CHD Information and Resources

Click here to learn more about the Adult Congenital and Pediatric Cardiology (ACPC) Council and Section of the American College of Cardiology! The article by Drs. William A. Zoghbi and Kathy Jenkins provides more information on topics such as ACPC priorities, efforts to establish a subspecialty certification in ACHD, and the PATCH Program.

Study Looks at Adult Congenital Heart Disease Prevalence and Gaps in Care

Results of a survey of general adult cardiologists published on Feb. 6 in the Journal of the American College of Cardiology looked at the prevalence of general adult cardiologists who care for adult patients with congenital heart disease (ACHD), and identified patterns of consulting with ACHD specialists, and awareness of ACHD national clinical guidelines.

ACHD Care Guidelines

Since most internal medicine trained cardiologists did not receive detailed or specific training in CHD, the anatomy, physiology, surgical repairs and expected findings of such disease are not familiar. As such, expert guidelines state that at least half the adult CHD (ACHD) population should receive lifelong monitoring in collaboration with specifically‐trained ACHD specialists.

The ACC/AHA Guidelines state that all ACHD patients should be seen once at an ACHD center once to confirm diagnosis. The document also includes defect-by-defect guidelines. For a PDF of the Guidelines, click here.

The American College of Cardiology is launching CardioCompass™ — a search engine optimization tool to use at the point of care with patients.  CardioCompass™ allows natural language queries to search clinical documents, including cardiovascular guidelines and consensus documents and takes you to the exact section of the guideline that answers your clinical question. You can find the guidelines by searching for “ACHD Heart Center Recommendations.”

You can also check out ACC Guidelines from your mobile device at www.cardiocompass.mobi

The Bethesda Report states that all adults born with complex congenital heart defects should be seen at specialized ACHD care centers. It also outlines the many unmet health care needs facing the ACHD community. For a PDF of the Report, click here.

Congenital Heart Defects

CHD is the most common birth defect (1 out of 120 babies are born with a congenital heart disease) and survival to adulthood, even the most complex of CHD, is now generally the rule.

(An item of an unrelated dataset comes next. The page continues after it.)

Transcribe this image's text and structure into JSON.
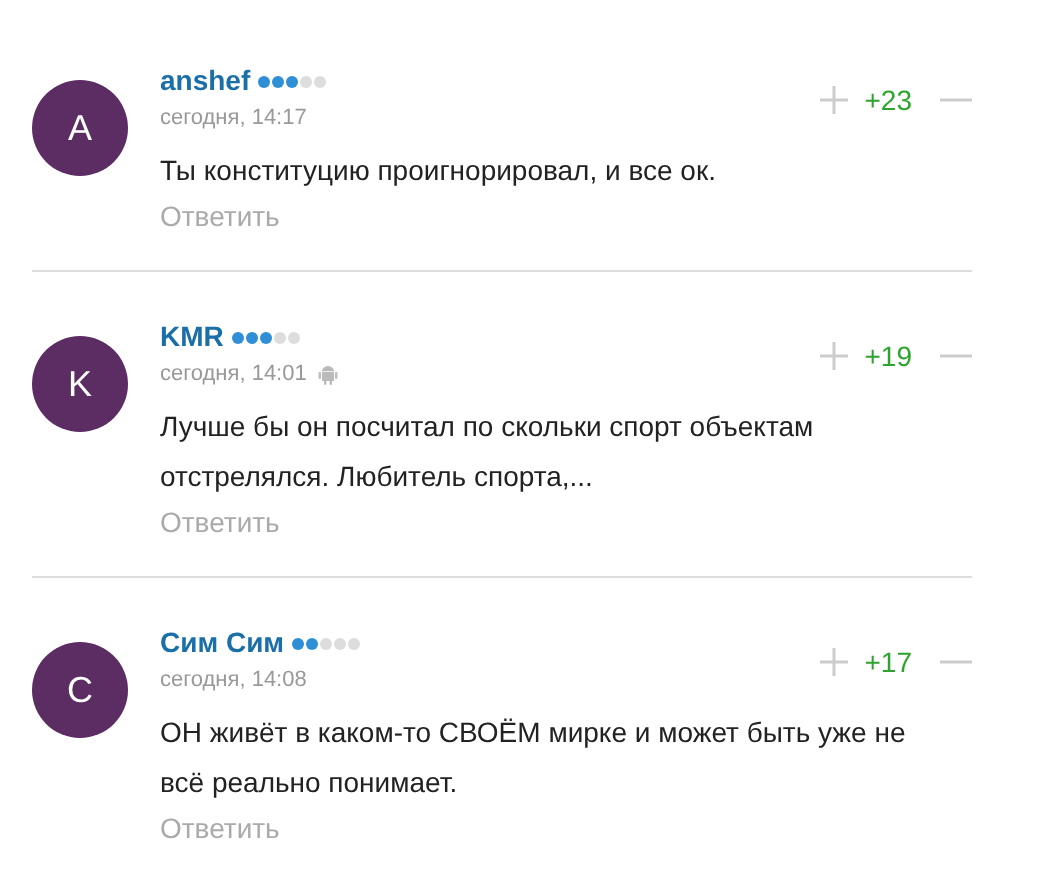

For the first time in history there are more adults than children living with CHD.

Patients often perceive themselves as “fixed”, and most are not aware of the risks of new problems as they age. Several studies report that up to 50% of families stop seeking cardiac care for their children by age 13, and less than 10% of adults currently receive recommended special care.

Today more than 90% of children receive successful congenital heart defect treatment and live to adulthood - approximately two million adults and children in the U.S. now living with repaired and unrepaired congenital heart defects, most with significant morbidity and early mortality.